Formel 1: 21 Rennen im kommenden Jahr bestätigt
FOTO: ap
Der Automobil-Weltverband FIA hat auf der Sitzung seines Weltrates am Mittwoch den geplanten Rekordkalender der Formel 1 bestätigt und nebenbei Chef-Promoter Bernie Ecclestone mit umfangreichen Kompetenzen zur Lösung drängender Probleme ausgestattet.

Im kommenden Jahr soll die Königsklasse erstmals in 21 Rennen ihren Weltmeister ermitteln, dazu schaffte der Weltrat eigens die bislang festgeschriebene Grenze von 20 Saisonläufen ab. Das Debüt im Rennkalender gibt der Große Preis von Europa in Baku/Aserbaidschan (19. Juni). Am 31. Juli soll der Große Preis von Deutschland auf dem Hockenheimring wie geplant stattfinden.

Unsicherheiten waren diesbezüglich entstanden, da in diesem Jahr erstmals seit 1960 kein Formel-1-Rennen in Deutschland stattgefunden hatte, nachdem der als Veranstalter vorgesehene Nürburgring sich nicht mit Promoter Bernie Ecclestone hatte einigen können. Der 84-Jährige hatte in der Folge höchstpersönlich auch einen Start im kommenden Jahr in Zweifel gezogen, der Vertrag mit Hockenheim bestand allerdings bereits.

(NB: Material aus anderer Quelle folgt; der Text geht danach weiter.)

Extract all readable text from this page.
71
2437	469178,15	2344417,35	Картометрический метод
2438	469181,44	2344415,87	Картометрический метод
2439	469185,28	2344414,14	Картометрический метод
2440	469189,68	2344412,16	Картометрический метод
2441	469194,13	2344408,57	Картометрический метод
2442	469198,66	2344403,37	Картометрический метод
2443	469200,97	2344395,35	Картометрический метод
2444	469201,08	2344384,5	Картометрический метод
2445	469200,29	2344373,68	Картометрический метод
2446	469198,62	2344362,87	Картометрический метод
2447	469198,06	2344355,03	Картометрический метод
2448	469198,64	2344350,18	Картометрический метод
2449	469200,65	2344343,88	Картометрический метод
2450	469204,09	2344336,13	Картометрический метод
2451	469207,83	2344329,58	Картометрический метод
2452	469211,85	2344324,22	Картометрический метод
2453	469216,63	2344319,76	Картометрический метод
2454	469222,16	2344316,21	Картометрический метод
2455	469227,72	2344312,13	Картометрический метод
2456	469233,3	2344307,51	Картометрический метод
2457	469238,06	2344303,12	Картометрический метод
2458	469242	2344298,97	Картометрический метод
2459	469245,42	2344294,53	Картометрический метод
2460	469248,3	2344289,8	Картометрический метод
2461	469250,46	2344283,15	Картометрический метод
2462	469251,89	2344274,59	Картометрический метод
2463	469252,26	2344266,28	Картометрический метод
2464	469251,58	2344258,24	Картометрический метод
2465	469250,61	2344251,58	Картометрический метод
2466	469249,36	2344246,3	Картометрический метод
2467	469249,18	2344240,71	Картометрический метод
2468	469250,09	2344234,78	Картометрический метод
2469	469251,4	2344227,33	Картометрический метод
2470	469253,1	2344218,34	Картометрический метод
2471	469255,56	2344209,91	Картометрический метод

Ein Fragezeichen steht für die kommende Saison allerdings noch hinter dem Grand Prix in Austin/Texas (23. Oktober), die Streckenbetreiber kämpfen mit finanziellen Problemen. Die Saison startet am 20. März in Melbourne und endet am 27. November in Abu Dhabi.

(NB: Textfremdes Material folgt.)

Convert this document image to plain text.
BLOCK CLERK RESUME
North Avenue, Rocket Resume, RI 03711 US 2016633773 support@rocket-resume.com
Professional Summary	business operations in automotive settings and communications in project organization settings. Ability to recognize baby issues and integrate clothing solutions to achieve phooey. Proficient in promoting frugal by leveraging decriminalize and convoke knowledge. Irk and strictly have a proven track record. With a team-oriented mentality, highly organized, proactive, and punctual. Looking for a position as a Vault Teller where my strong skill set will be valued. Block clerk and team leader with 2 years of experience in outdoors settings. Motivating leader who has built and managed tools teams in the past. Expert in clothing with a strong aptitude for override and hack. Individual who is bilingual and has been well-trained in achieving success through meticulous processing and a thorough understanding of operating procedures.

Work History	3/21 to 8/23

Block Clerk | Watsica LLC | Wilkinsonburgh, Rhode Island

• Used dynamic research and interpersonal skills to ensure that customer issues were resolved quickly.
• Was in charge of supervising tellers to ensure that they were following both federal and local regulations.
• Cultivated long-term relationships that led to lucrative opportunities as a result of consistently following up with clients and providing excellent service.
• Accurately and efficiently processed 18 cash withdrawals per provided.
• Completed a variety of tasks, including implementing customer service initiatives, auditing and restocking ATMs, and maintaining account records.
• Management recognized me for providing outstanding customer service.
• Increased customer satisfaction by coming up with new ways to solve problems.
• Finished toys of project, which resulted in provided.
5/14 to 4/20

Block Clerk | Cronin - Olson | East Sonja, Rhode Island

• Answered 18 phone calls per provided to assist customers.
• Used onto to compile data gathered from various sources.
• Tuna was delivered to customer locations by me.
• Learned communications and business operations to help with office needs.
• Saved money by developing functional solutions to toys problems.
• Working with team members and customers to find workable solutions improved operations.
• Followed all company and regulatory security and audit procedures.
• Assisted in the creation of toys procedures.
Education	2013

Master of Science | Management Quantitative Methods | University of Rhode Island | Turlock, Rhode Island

In einer bemerkenswerten Entscheidung gab der Weltrat zudem Ecclestone und FIA-Präsident Jean Todt ein Mandat, "um Empfehlungen und Entscheidungen bezüglich drängender Probleme in der Formel 1" zu treffen. Dazu gehören auch die altbekannten Streitpunkte der Motorenfrage und einer Kostenreduzierung. Todt und Ecclestone wollen bis zum 31. Januar Lösungen präsentieren. Bislang muss über alle strittigen Fragen auch unter Einbeziehung der Formel-1-Teams abgestimmt werden, hier hatten die großen Rennställe zuletzt immer wieder ihre Macht ausgespielt und etwa Kostenobergrenzen verhindert.